Figure 3. PKR chimeras reveal masking of K3L sensitivity by Leu394

(a) Ten-fold serial dilutions of transformants expressing alleles of human PKR with combinations of substitutions in the αE and αG helices are shown along with corresponding immunoblot analysis. (b) Phenotype ‘cubes’ summarizing the K3L susceptibility of alleles with all combinations of substitutions between human and gibbon PKR at positions 394, 489, and 492 from Figures 2a, 3a and S5. Red and blue dots indicate resistance and sensitivity to K3L respectively.
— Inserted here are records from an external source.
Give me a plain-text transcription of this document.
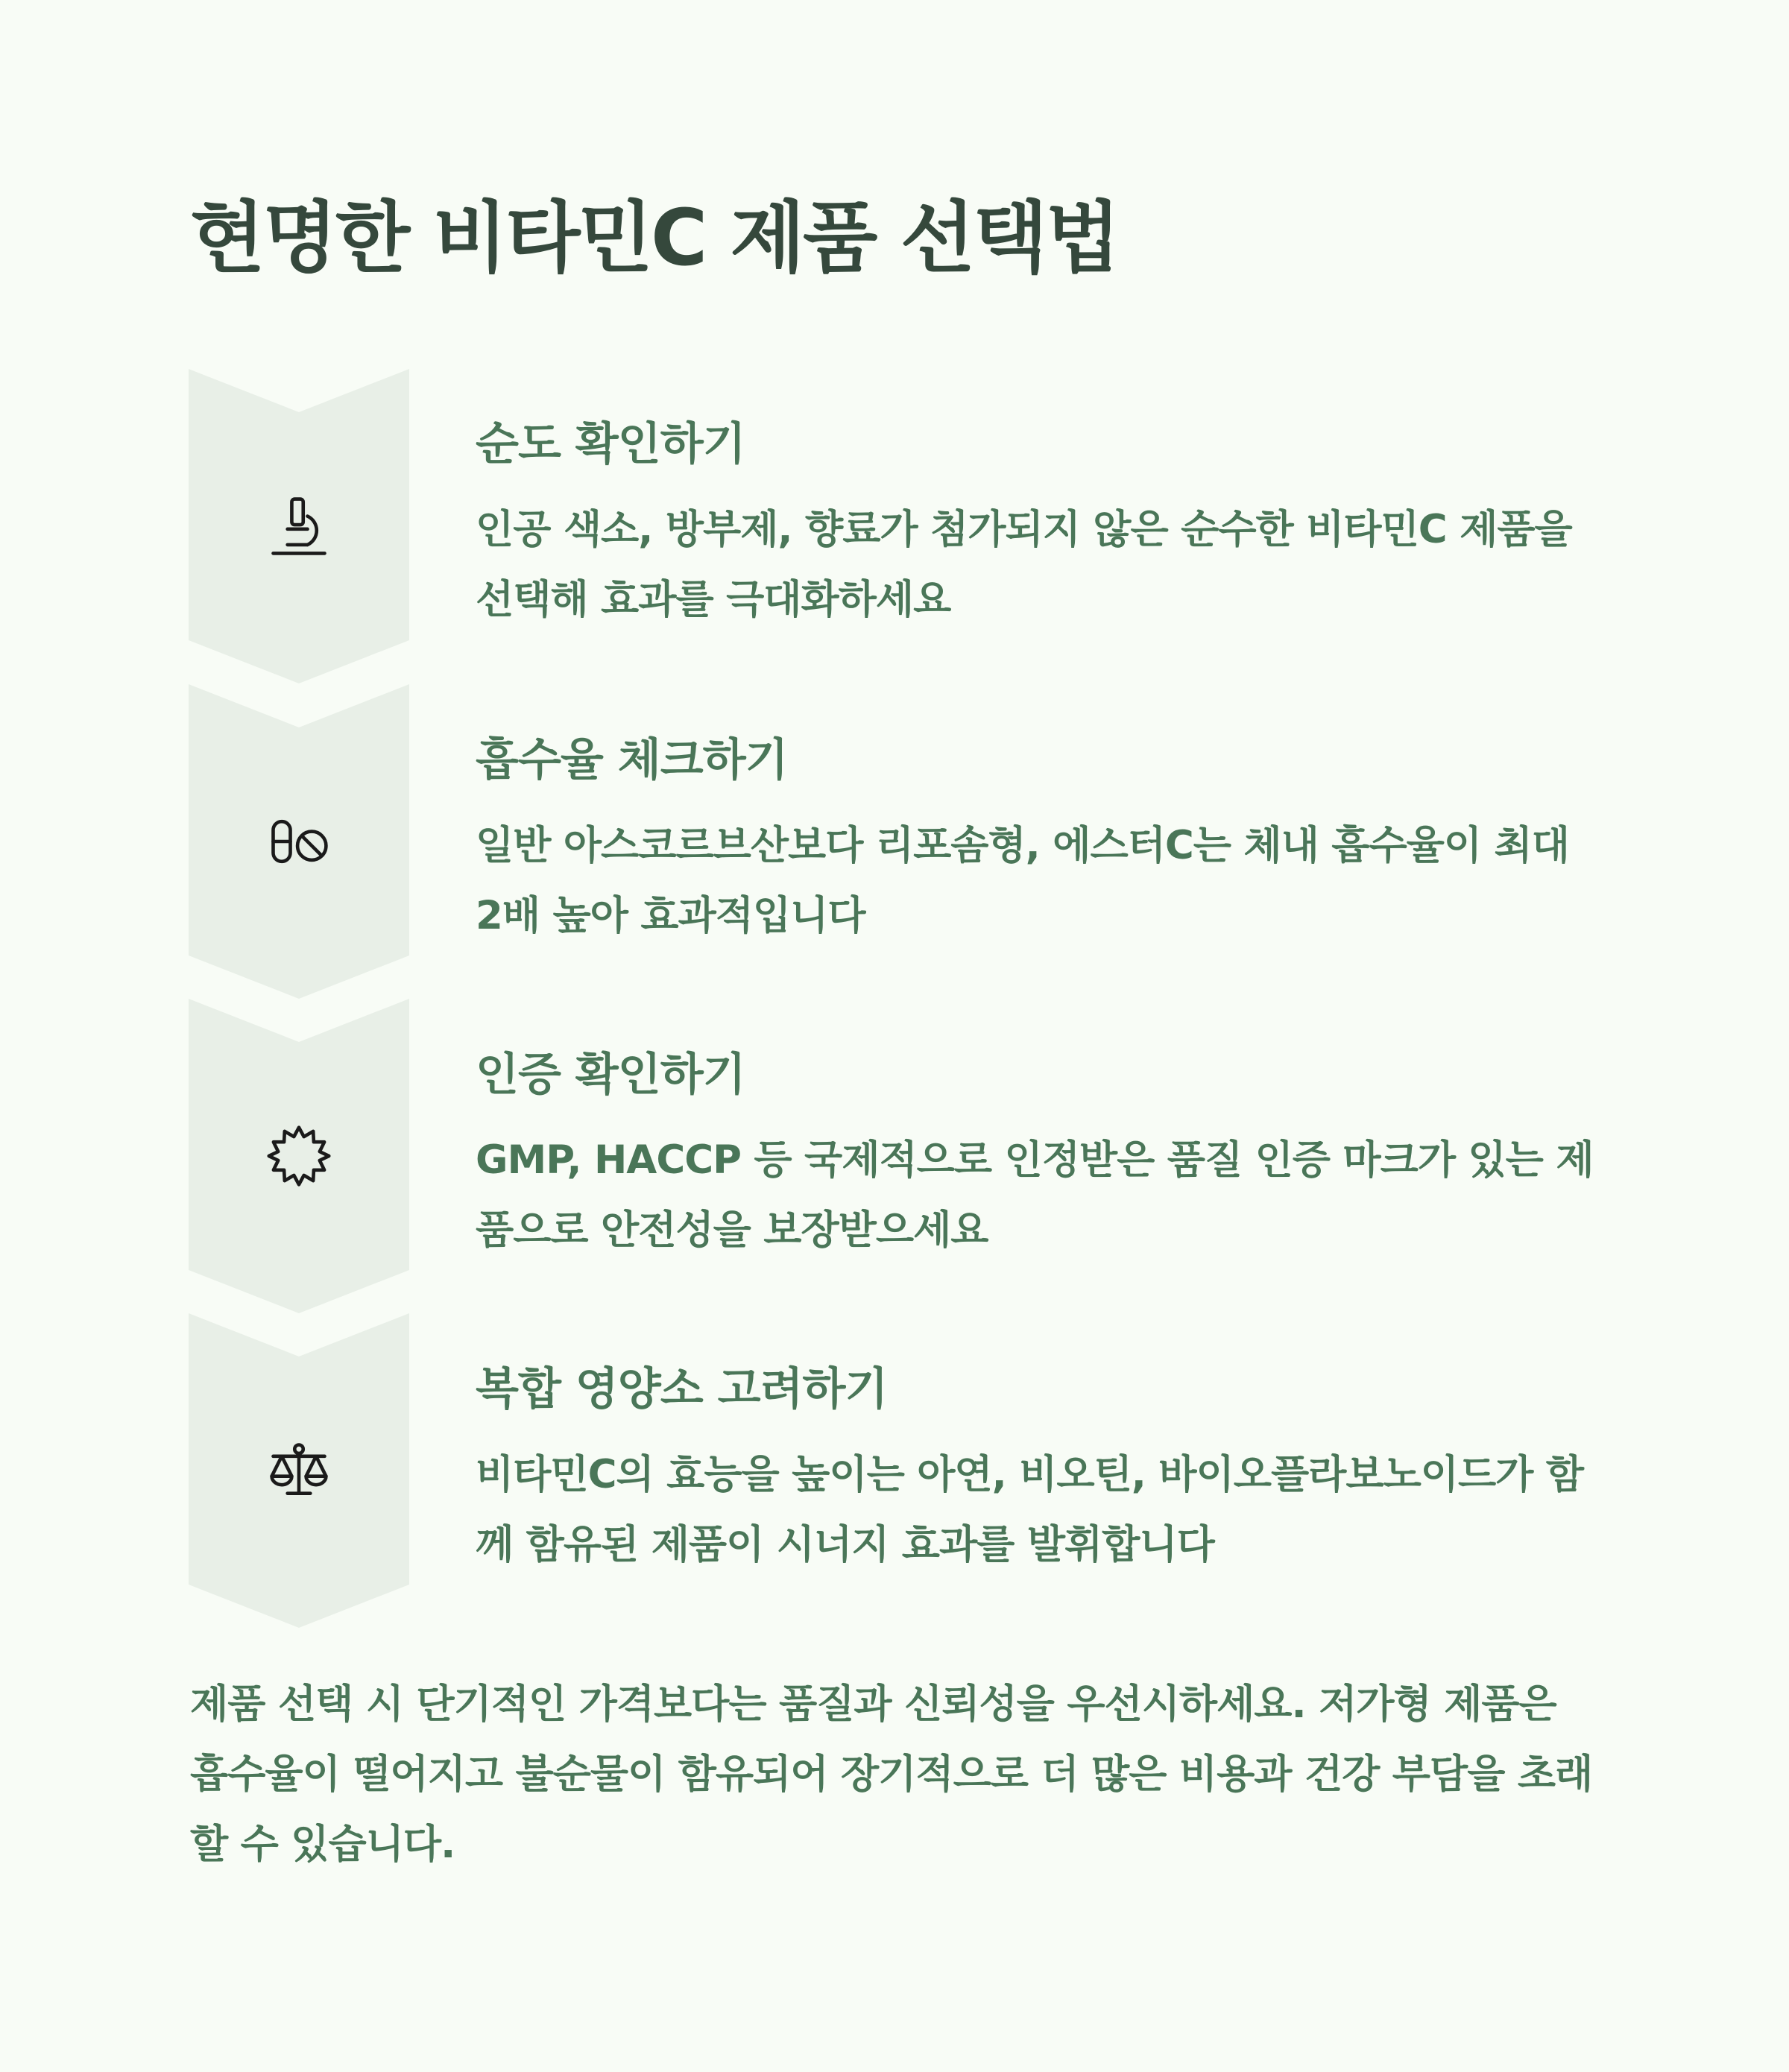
현명한 비타민C 제품 선택법
순도 확인하기

인공 색소, 방부제, 향료가 첨가되지 않은 순수한 비타민C 제품을 선택해 효과를 극대화하세요

흡수율 체크하기

일반 아스코르브산보다 리포솜형, 에스터C는 체내 흡수율이 최대 2배 높아 효과적입니다

인증 확인하기

GMP, HACCP 등 국제적으로 인정받은 품질 인증 마크가 있는 제품으로 안전성을 보장받으세요

복합 영양소 고려하기

비타민C의 효능을 높이는 아연, 비오틴, 바이오플라보노이드가 함께 함유된 제품이 시너지 효과를 발휘합니다

제품 선택 시 단기적인 가격보다는 품질과 신뢰성을 우선시하세요. 저가형 제품은 흡수율이 떨어지고 불순물이 함유되어 장기적으로 더 많은 비용과 건강 부담을 초래할 수 있습니다.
With the exception of F-F-A, which shows some measure of resistance to K3L in the human background (indicated by the red crescent), each set of substitutions have similar phenotypes in the human and gibbon backgrounds. Each single substitution in wildtype human PKR results in a variant still resistant to K3L, while in two of three cases gibbon PKR becomes resistant (indicated by arrows). (c) Sequence alignments of the αG helix for each member of the eIF2α kinase family from several mammals highlights the conservation of this region compared to rapid evolution of PKR (black arrowheads indicate residues of the αG helix under positive selection in PKR). The frequency of substitutions among the panel at each position is indicated by a color code (yellow for a single substitution, orange for a second, red for a third, and blue for a fourth) with human sequence as a reference. Residues making contacts with eIF2α are indicated with lines below the PKR alignment.